The pound extended losses on Tuesday, slipping more than half a percent to $1.2737, its weakest since mid-1985. It also hit a three-year low of 87.65 pence per euro , down 0.2 percent on the day.
The nervousness in the spot market led to a rise in the cost of hedging against sharp swings in the currency in the next three to six months.
The cost of hedging sterling exposure against the dollar for six months - which includes March, when May says Brexit will begin - was at 10.60 percent, the same as the nine-month option. Typically a nine-month currency option is dearer than a six-month one.
Stocks soaring
The pound's tumble boosted British stocks, however, with the market also taking heart from soundings from UK factories last month that indicated the economy was still on track for robust growth in the third quarter.
With the cheaper currency promising to bolster earnings and enhance competitiveness, Britain's FTSE 100 index rose above the 7,000-point level for the first time since mid-2015.
The blue-chip index has risen more than 11 percent since its pre-Brexit level and is within striking distance of its historic high of 7,122.74.
Even more heartening for investors has been the rise in the domestically exposed FTSE 250 index of mid-sized British firms, which hit a record high on Tuesday having gained around 6.5 percent since the referendum.
The mid-caps have benefited from upbeat data and surveys of British households and businesses that have led many forecasters to drop predictions the economy will slip into recession this year.

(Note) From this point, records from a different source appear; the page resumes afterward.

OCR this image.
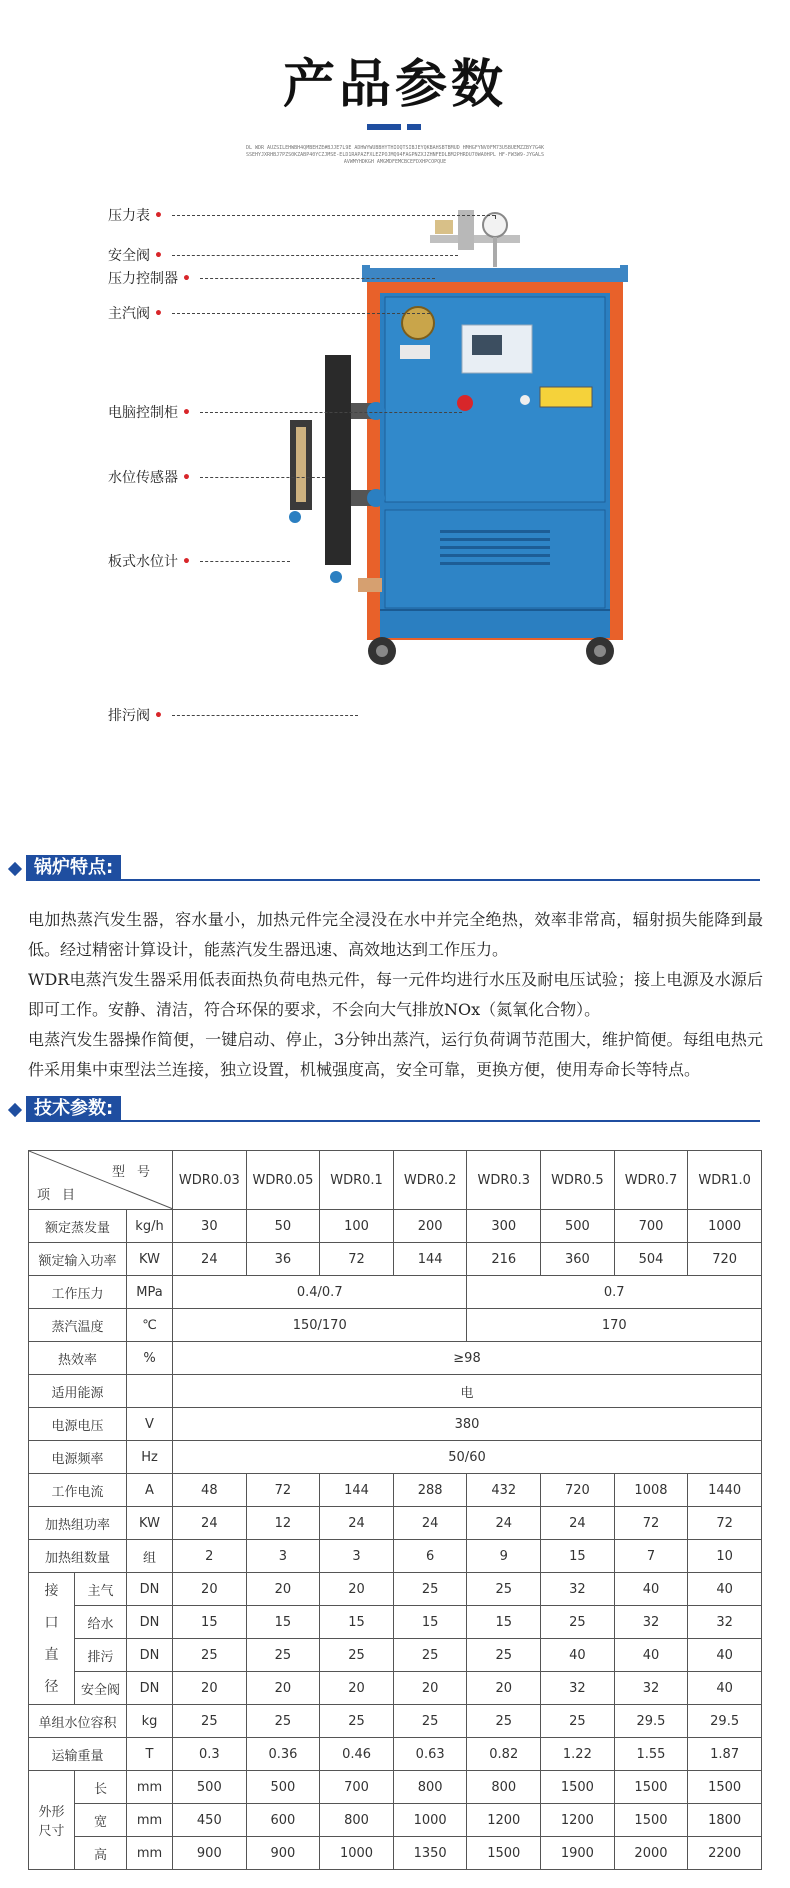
产品参数
DL WDR AUZSILEHWBH4QMBEHZE#BJJE7L9E ADHWYWUBBHYTHIOQTSIBJEYQKBAHSBTBMUD HMHGFYNV0FM73U5BUEMZZBY7G4KSSEHYJXRHBJ7PZS0KZABP40YCZJMSE-ELD1RAPAZFXLEZPOJMQ94FAGPNZXJZHNFEDLBM2PHRDU70WA0HPL HF-FW3W9-JYGALSAVWMYHDKGH AMGMDFEMCBCEFDXHPCOPQUE
压力表 •
安全阀 •
压力控制器 •
主汽阀 •
电脑控制柜 •
水位传感器 •
板式水位计 •
排污阀 •
锅炉特点:

电加热蒸汽发生器，容水量小，加热元件完全浸没在水中并完全绝热，效率非常高，辐射损失能降到最低。经过精密计算设计，能蒸汽发生器迅速、高效地达到工作压力。

WDR电蒸汽发生器采用低表面热负荷电热元件，每一元件均进行水压及耐电压试验；接上电源及水源后即可工作。安静、清洁，符合环保的要求，不会向大气排放NOx（氮氧化合物）。

电蒸汽发生器操作简便，一键启动、停止，3分钟出蒸汽，运行负荷调节范围大，维护简便。每组电热元件采用集中束型法兰连接，独立设置，机械强度高，安全可靠，更换方便，使用寿命长等特点。

技术参数:
型号
项目			WDR0.03	WDR0.05	WDR0.1	WDR0.2	WDR0.3	WDR0.5	WDR0.7	WDR1.0
额定蒸发量		kg/h	30	50	100	200	300	500	700	1000
额定输入功率		KW	24	36	72	144	216	360	504	720
工作压力		MPa	0.4/0.7				0.7			
蒸汽温度		℃	150/170				170			
热效率		%	≥98							
适用能源			电							
电源电压		V	380							
电源频率		Hz	50/60							
工作电流		A	48	72	144	288	432	720	1008	1440
加热组功率		KW	24	12	24	24	24	24	72	72
加热组数量		组	2	3	3	6	9	15	7	10

接
口
直
径	主气	DN	20	20	20	25	25	32	40	40
	给水	DN	15	15	15	15	15	25	32	32
	排污	DN	25	25	25	25	25	40	40	40
	安全阀	DN	20	20	20	20	20	32	32	40
单组水位容积		kg	25	25	25	25	25	25	29.5	29.5
运输重量		T	0.3	0.36	0.46	0.63	0.82	1.22	1.55	1.87

外形
尺寸	长	mm	500	500	700	800	800	1500	1500	1500
	宽	mm	450	600	800	1000	1200	1200	1500	1800
	高	mm	900	900	1000	1350	1500	1900	2000	2200
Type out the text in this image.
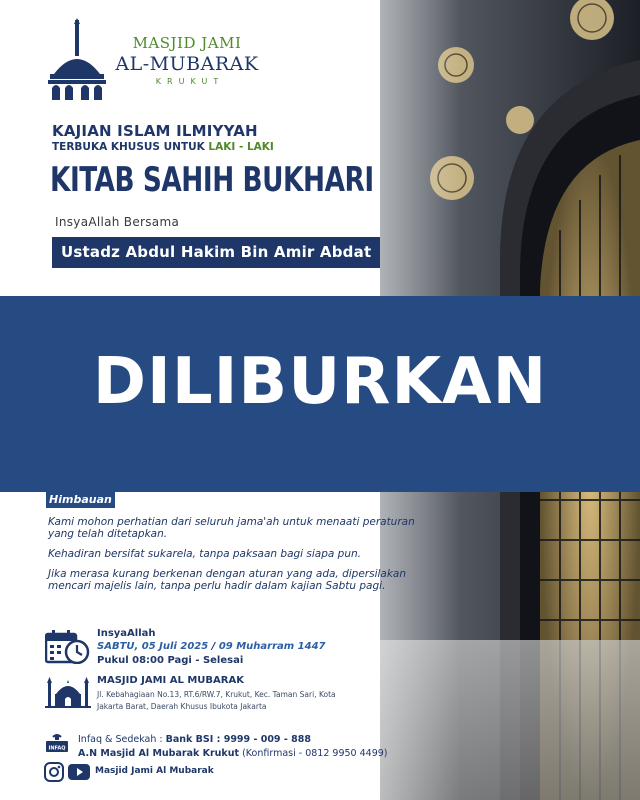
MASJID JAMI
AL-MUBARAK
KRUKUT
KAJIAN ISLAM ILMIYYAH
TERBUKA KHUSUS UNTUK LAKI - LAKI
KITAB SAHIH BUKHARI
InsyaAllah Bersama
Ustadz Abdul Hakim Bin Amir Abdat
DILIBURKAN
Himbauan
Kami mohon perhatian dari seluruh jama'ah untuk menaati peraturan yang telah ditetapkan.
Kehadiran bersifat sukarela, tanpa paksaan bagi siapa pun.
Jika merasa kurang berkenan dengan aturan yang ada, dipersilakan mencari majelis lain, tanpa perlu hadir dalam kajian Sabtu pagi.
InsyaAllah
SABTU, 05 Juli 2025 / 09 Muharram 1447
Pukul 08:00 Pagi - Selesai
MASJID JAMI AL MUBARAK
Jl. Kebahagiaan No.13, RT.6/RW.7, Krukut, Kec. Taman Sari, Kota Jakarta Barat, Daerah Khusus Ibukota Jakarta
INFAQ
Infaq & Sedekah : Bank BSI : 9999 - 009 - 888
A.N Masjid Al Mubarak Krukut (Konfirmasi - 0812 9950 4499)
Masjid Jami Al Mubarak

U.S. investment bank JPMorgan, for example, doubled its third-quarter GDP forecast to an annualised 2 percent last week.
Analysts also cited the prospect of further acquisitions as foreign buyers take advantage of a cheaper currency to scoop up UK companies.
"There's certainly a perception that, as you go down the market cap range, the potential list for takeover targets gets a bit longer," said Ian Williams, economist and strategist at Peel Hunt. "And, of course, for foreign investors who are looking at sterling-denominated assets, they are continuing to get a bit cheaper."